Written by Alex Goke, Sara Serra, Stefano Musacchi; WSU Wenatchee Tree Fruit Research and Extension Center; July 2020.
Published article available here. (may be subject to subscription fees)
Fruit dry matter is becoming a prominent thought in growers’ minds as accumulating research suggests a direct connection between fruit dry matter content and consumer liking among numerous tree fruit commodities. The dry matter metric characterizes the fruit in terms of its sugar and starch content that contribute to fruit sweetness, as well as the fibers, proteins, and acids that compose fruit flavor and texture. In other words, dry matter is everything left after all the water is removed from the fruit. These properties enable dry matter to be used to describe both at-harvest and post-storage fruit quality but also determine how consumers may like the fruit or even how much they may pay for it.

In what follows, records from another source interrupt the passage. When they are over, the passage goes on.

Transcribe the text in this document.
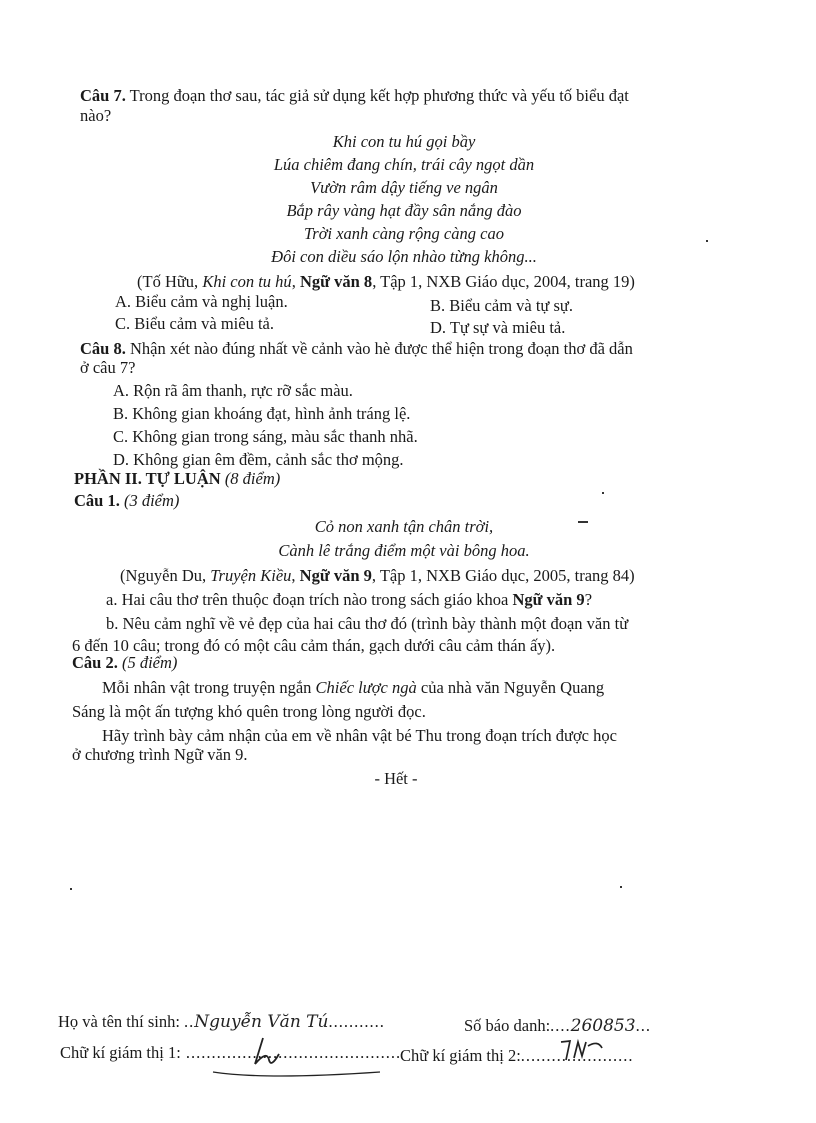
Câu 7. Trong đoạn thơ sau, tác giả sử dụng kết hợp phương thức và yếu tố biểu đạt
nào?
Khi con tu hú gọi bầy
Lúa chiêm đang chín, trái cây ngọt dần
Vườn râm dậy tiếng ve ngân
Bắp rây vàng hạt đầy sân nắng đào
Trời xanh càng rộng càng cao
Đôi con diều sáo lộn nhào từng không...
(Tố Hữu, Khi con tu hú, Ngữ văn 8, Tập 1, NXB Giáo dục, 2004, trang 19)
A. Biểu cảm và nghị luận.	B. Biểu cảm và tự sự.
C. Biểu cảm và miêu tả.	D. Tự sự và miêu tả.
Câu 8. Nhận xét nào đúng nhất về cảnh vào hè được thể hiện trong đoạn thơ đã dẫn
ở câu 7?
A. Rộn rã âm thanh, rực rỡ sắc màu.
B. Không gian khoáng đạt, hình ảnh tráng lệ.
C. Không gian trong sáng, màu sắc thanh nhã.
D. Không gian êm đềm, cảnh sắc thơ mộng.
PHẦN II. TỰ LUẬN (8 điểm)
Câu 1. (3 điểm)
Cỏ non xanh tận chân trời,
Cành lê trắng điểm một vài bông hoa.
(Nguyễn Du, Truyện Kiều, Ngữ văn 9, Tập 1, NXB Giáo dục, 2005, trang 84)
a. Hai câu thơ trên thuộc đoạn trích nào trong sách giáo khoa Ngữ văn 9?
b. Nêu cảm nghĩ về vẻ đẹp của hai câu thơ đó (trình bày thành một đoạn văn từ
6 đến 10 câu; trong đó có một câu cảm thán, gạch dưới câu cảm thán ấy).
Câu 2. (5 điểm)
Mỗi nhân vật trong truyện ngắn Chiếc lược ngà của nhà văn Nguyễn Quang
Sáng là một ấn tượng khó quên trong lòng người đọc.
Hãy trình bày cảm nhận của em về nhân vật bé Thu trong đoạn trích được học
ở chương trình Ngữ văn 9.
- Hết -
Họ và tên thí sinh: ..Nguyễn Văn Tú...........	Số báo danh:....260853...
Chữ kí giám thị 1: ..........................................
Chữ kí giám thị 2:......................
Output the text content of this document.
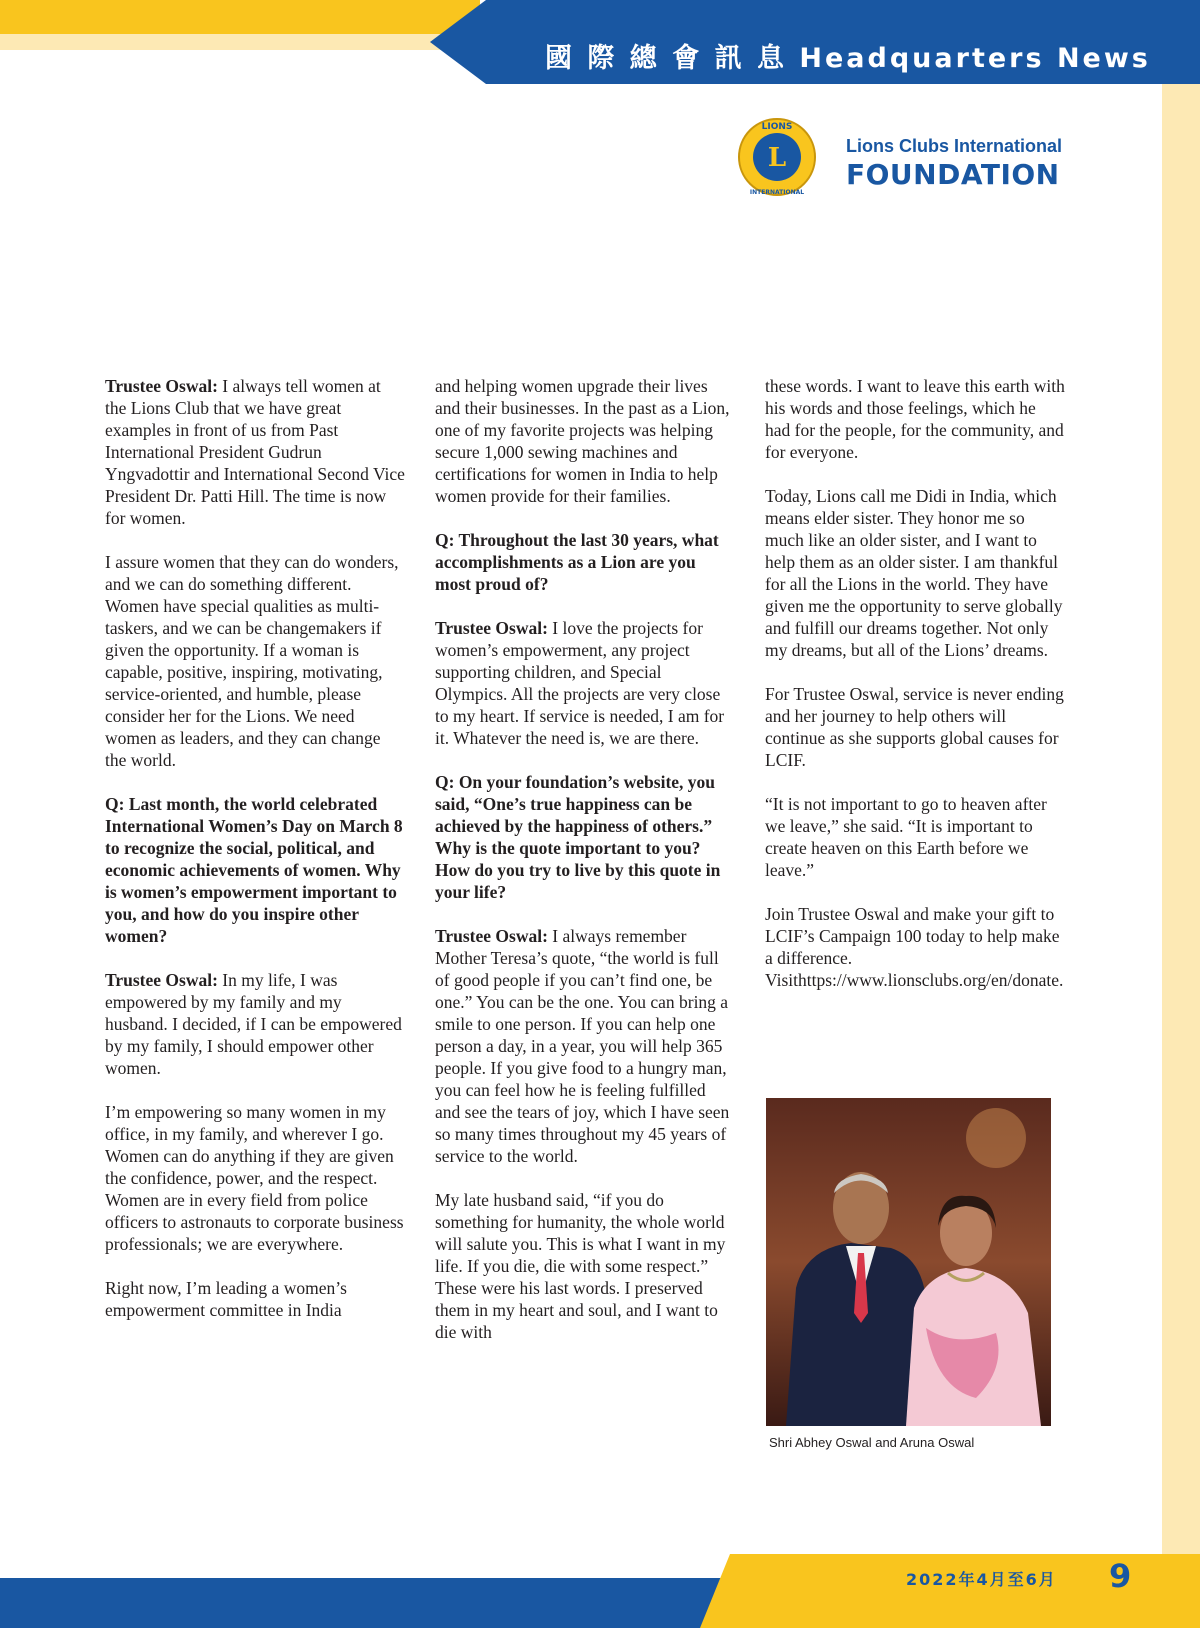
國 際 總 會 訊 息 Headquarters News
L
LIONS
INTERNATIONAL
Lions Clubs International
FOUNDATION

Trustee Oswal: I always tell women at the Lions Club that we have great examples in front of us from Past International President Gudrun Yngvadottir and International Second Vice President Dr. Patti Hill. The time is now for women.

I assure women that they can do wonders, and we can do something different. Women have special qualities as multi-taskers, and we can be changemakers if given the opportunity. If a woman is capable, positive, inspiring, motivating, service-oriented, and humble, please consider her for the Lions. We need women as leaders, and they can change the world.

Q: Last month, the world celebrated International Women’s Day on March 8 to recognize the social, political, and economic achievements of women. Why is women’s empowerment important to you, and how do you inspire other women?

Trustee Oswal: In my life, I was empowered by my family and my husband. I decided, if I can be empowered by my family, I should empower other women.

I’m empowering so many women in my office, in my family, and wherever I go. Women can do anything if they are given the confidence, power, and the respect. Women are in every field from police officers to astronauts to corporate business professionals; we are everywhere.

Right now, I’m leading a women’s empowerment committee in India

and helping women upgrade their lives and their businesses. In the past as a Lion, one of my favorite projects was helping secure 1,000 sewing machines and certifications for women in India to help women provide for their families.

Q: Throughout the last 30 years, what accomplishments as a Lion are you most proud of?

Trustee Oswal: I love the projects for women’s empowerment, any project supporting children, and Special Olympics. All the projects are very close to my heart. If service is needed, I am for it. Whatever the need is, we are there.

Q: On your foundation’s website, you said, “One’s true happiness can be achieved by the happiness of others.” Why is the quote important to you? How do you try to live by this quote in your life?

Trustee Oswal: I always remember Mother Teresa’s quote, “the world is full of good people if you can’t find one, be one.” You can be the one. You can bring a smile to one person. If you can help one person a day, in a year, you will help 365 people. If you give food to a hungry man, you can feel how he is feeling fulfilled and see the tears of joy, which I have seen so many times throughout my 45 years of service to the world.

My late husband said, “if you do something for humanity, the whole world will salute you. This is what I want in my life. If you die, die with some respect.” These were his last words. I preserved them in my heart and soul, and I want to die with

these words. I want to leave this earth with his words and those feelings, which he had for the people, for the community, and for everyone.

Today, Lions call me Didi in India, which means elder sister. They honor me so much like an older sister, and I want to help them as an older sister. I am thankful for all the Lions in the world. They have given me the opportunity to serve globally and fulfill our dreams together. Not only my dreams, but all of the Lions’ dreams.

For Trustee Oswal, service is never ending and her journey to help others will continue as she supports global causes for LCIF.

“It is not important to go to heaven after we leave,” she said. “It is important to create heaven on this Earth before we leave.”

Join Trustee Oswal and make your gift to LCIF’s Campaign 100 today to help make a difference. Visithttps://www.lionsclubs.org/en/donate.

Shri Abhey Oswal and Aruna Oswal
2022年4月至6月 9
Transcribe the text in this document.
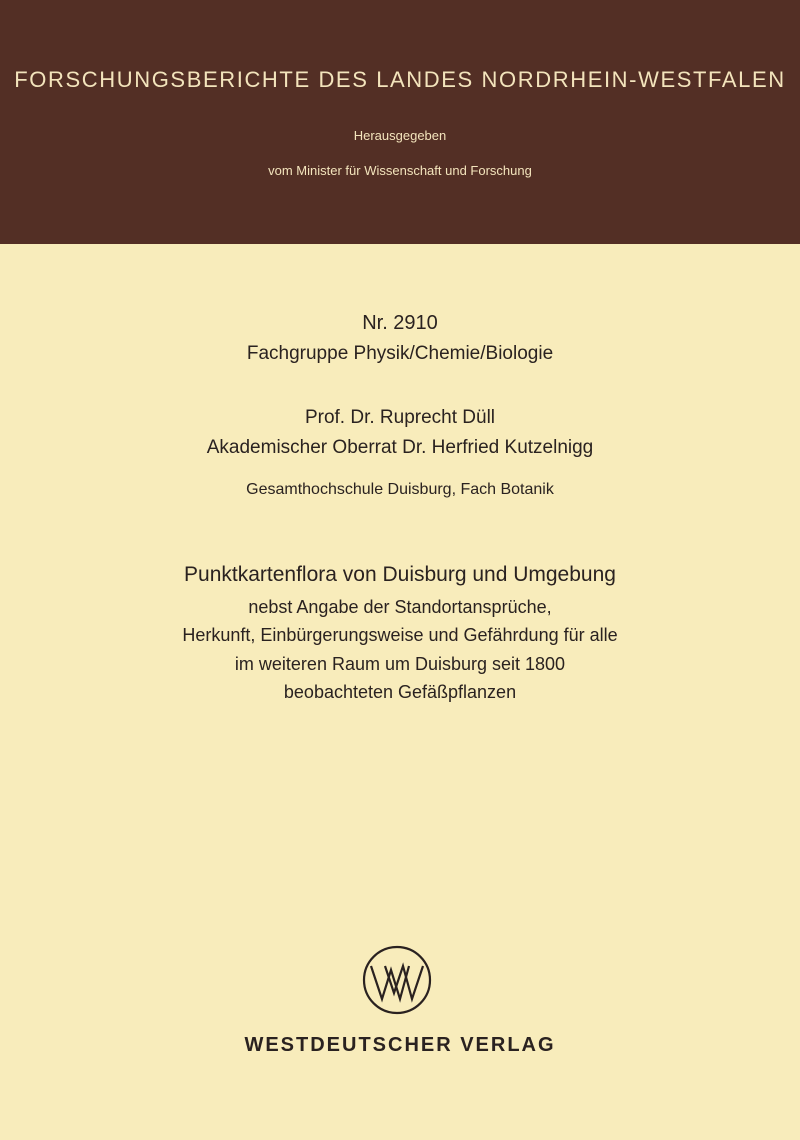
FORSCHUNGSBERICHTE DES LANDES NORDRHEIN-WESTFALEN
Herausgegeben
vom Minister für Wissenschaft und Forschung
Nr. 2910
Fachgruppe Physik/Chemie/Biologie
Prof. Dr. Ruprecht Düll
Akademischer Oberrat Dr. Herfried Kutzelnigg
Gesamthochschule Duisburg, Fach Botanik
Punktkartenflora von Duisburg und Umgebung
nebst Angabe der Standortansprüche,
Herkunft, Einbürgerungsweise und Gefährdung für alle
im weiteren Raum um Duisburg seit 1800
beobachteten Gefäßpflanzen
WESTDEUTSCHER VERLAG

New work from the WSU Tree Fruit and Extension Center’s Tree Physiology & Orchard Management Laboratory attempts to increase the quality of d’Anjou pears by finding ways for growers to manipulate dry matter in the field. Since dry matter is accumulated in the fruit from photosynthesis, increasing light penetration into the canopy at different times of the year using targeting pruning practices could potentially lead to higher dry matter fruit at the time of harvest. To test this, a sixteen-year-old d’Anjou/OHF87 trees (trained at the central leader and spaced 14 ft x 7 ft) have been pruned during either the fall or winter seasons in 2016 and 2017 to see if there was a difference in dry matter production at harvest time. Summer pruning was also added to either fall or winter pruning to test if this would further help increase dry matter through greater light penetration into the canopy during the growing season. During harvest, fruit were evaluated non-destructively for predicted dry matter content using a near-infrared spectrometer that was previously calibrated for d’Anjou pear and classified as either low (< 13 % dry matter), moderate (13 – 16 %), or high (> 16%) predicted dry matter fruit following previous work showing > 16% dry matter pears were most liked by consumers. These fruit quality categories were then evaluated for average firmness and sugar content after 5 months after harvest following cold storage and 7 days of ripening at room temperature.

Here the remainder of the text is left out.